Private Evolution Converges
Tomás González, Giulia Fanti, Aaditya Ramdas
TL;DR
This work revisits Private Evolution (PE), a training-free approach for differentially private synthetic data, and develops a realistic convergence theory that avoids prior unrealistic multiplicity assumptions. By introducing a tractable Euclidean-space variant of PE with a $D_{BL}$-projected nearest-neighbor histogram, the authors prove a worst-case $1$-Wasserstein convergence bound of the form $\mathbb{E}[W_1(\mu_S, \mu_{S_T})] \le \tilde{O}(d D \sigma^{1/d})$ under DP, with $\sigma$ tied to the Gaussian mechanism and privacy parameters. The analysis extends to Banach spaces, clarifies the relationship between PE and the Private Signed Measure Mechanism (PSMM), and shows how practical PE naturally implements a sequential version of PSMM. Empirical results on synthetic data and CIFAR-10-like tasks corroborate the theory and provide guidance on hyperparameter choices (e.g., the number of evolution steps $T$ and synthetic sample count $n_s$).
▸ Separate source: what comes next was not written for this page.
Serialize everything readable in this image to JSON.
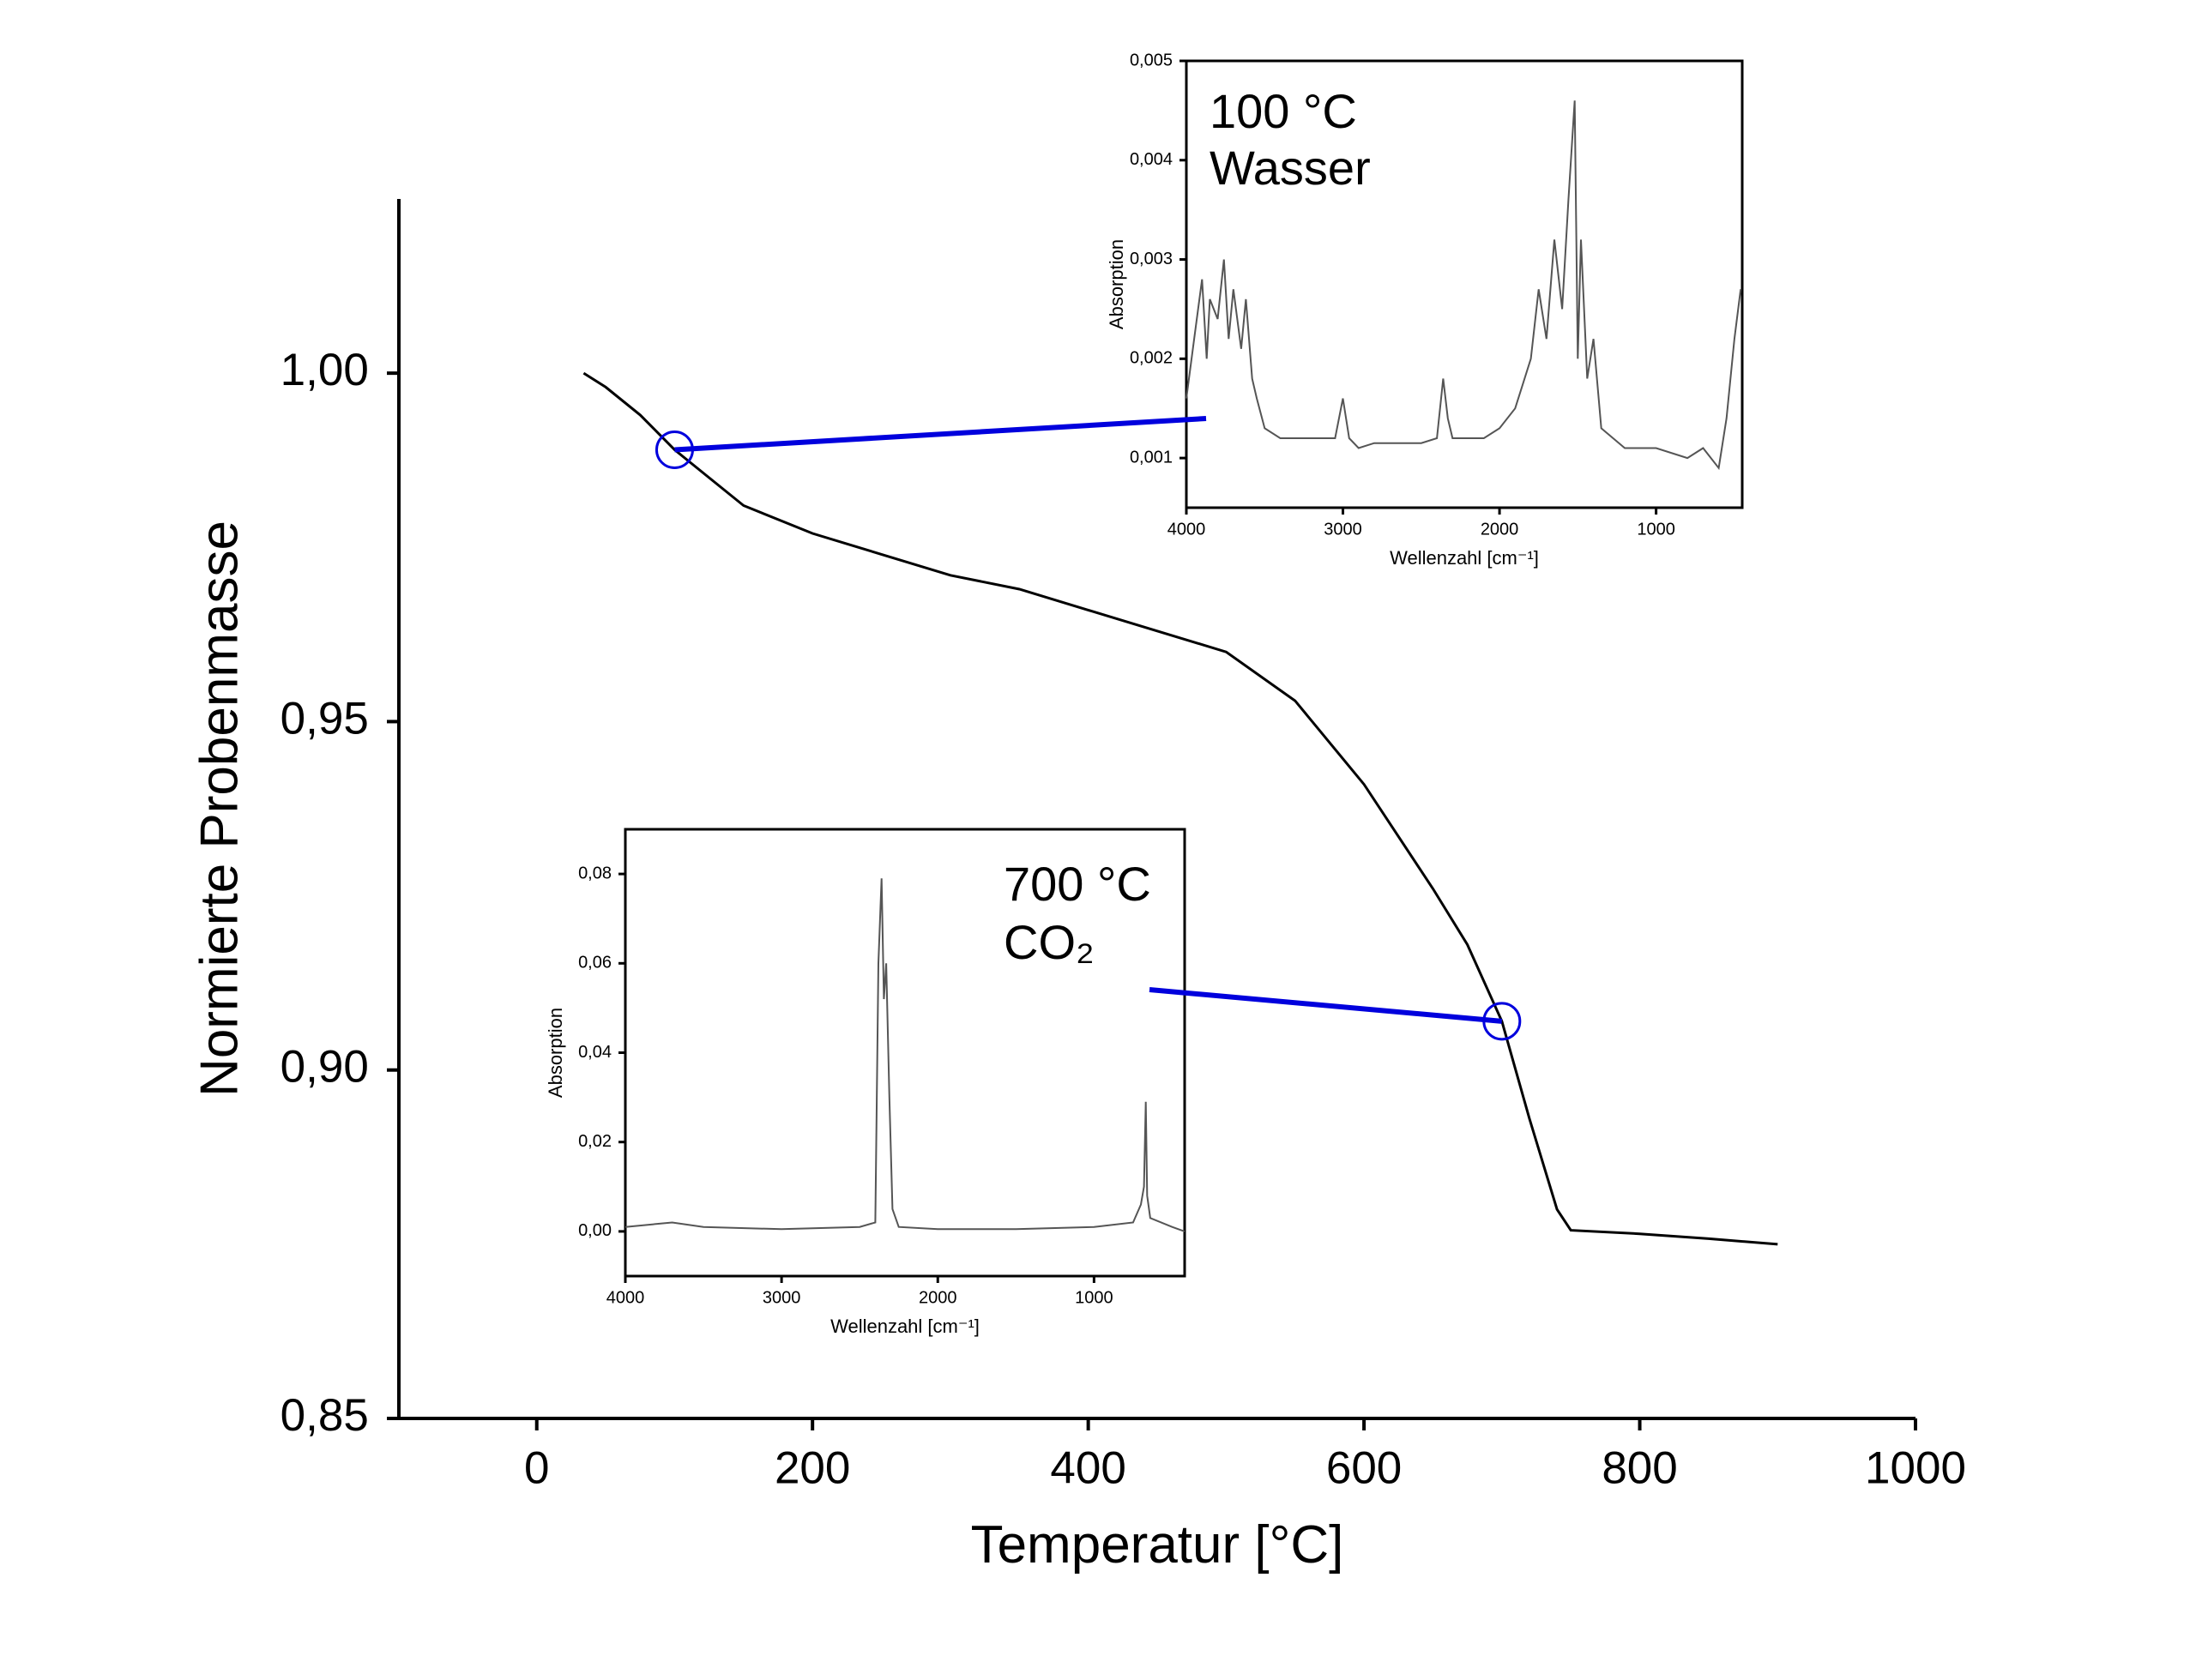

The work deepens the theoretical understanding of DP synthetic data generation and offers concrete, principled settings to deploy PE effectively in practice.
Abstract
Private Evolution (PE) is a promising training-free method for differentially private (DP) synthetic data generation. While it achieves strong performance in some domains (e.g., images and text), its behavior in others (e.g., tabular data) is less consistent. To date, the only theoretical analysis of the convergence of PE depends on unrealistic assumptions about both the algorithm's behavior and the structure of the sensitive dataset. In this work, we develop a new theoretical framework to understand PE's practical behavior and identify sufficient conditions for its convergence. For $d$-dimensional sensitive datasets with $n$ data points from a convex and compact domain, we prove that under the right hyperparameter settings and given access to the Gaussian variation API proposed in \cite{PE23}, PE produces an $(\varepsilon, δ)$-DP synthetic dataset with expected 1-Wasserstein distance $\tilde{O}(d(n\varepsilon)^{-1/d})$ from the original; this establishes worst-case convergence of the algorithm as $n \to \infty$. Our analysis extends to general Banach spaces as well. We also connect PE to the Private Signed Measure Mechanism, a method for DP synthetic data generation that has thus far not seen much practical adoption. We demonstrate the practical relevance of our theoretical findings in experiments.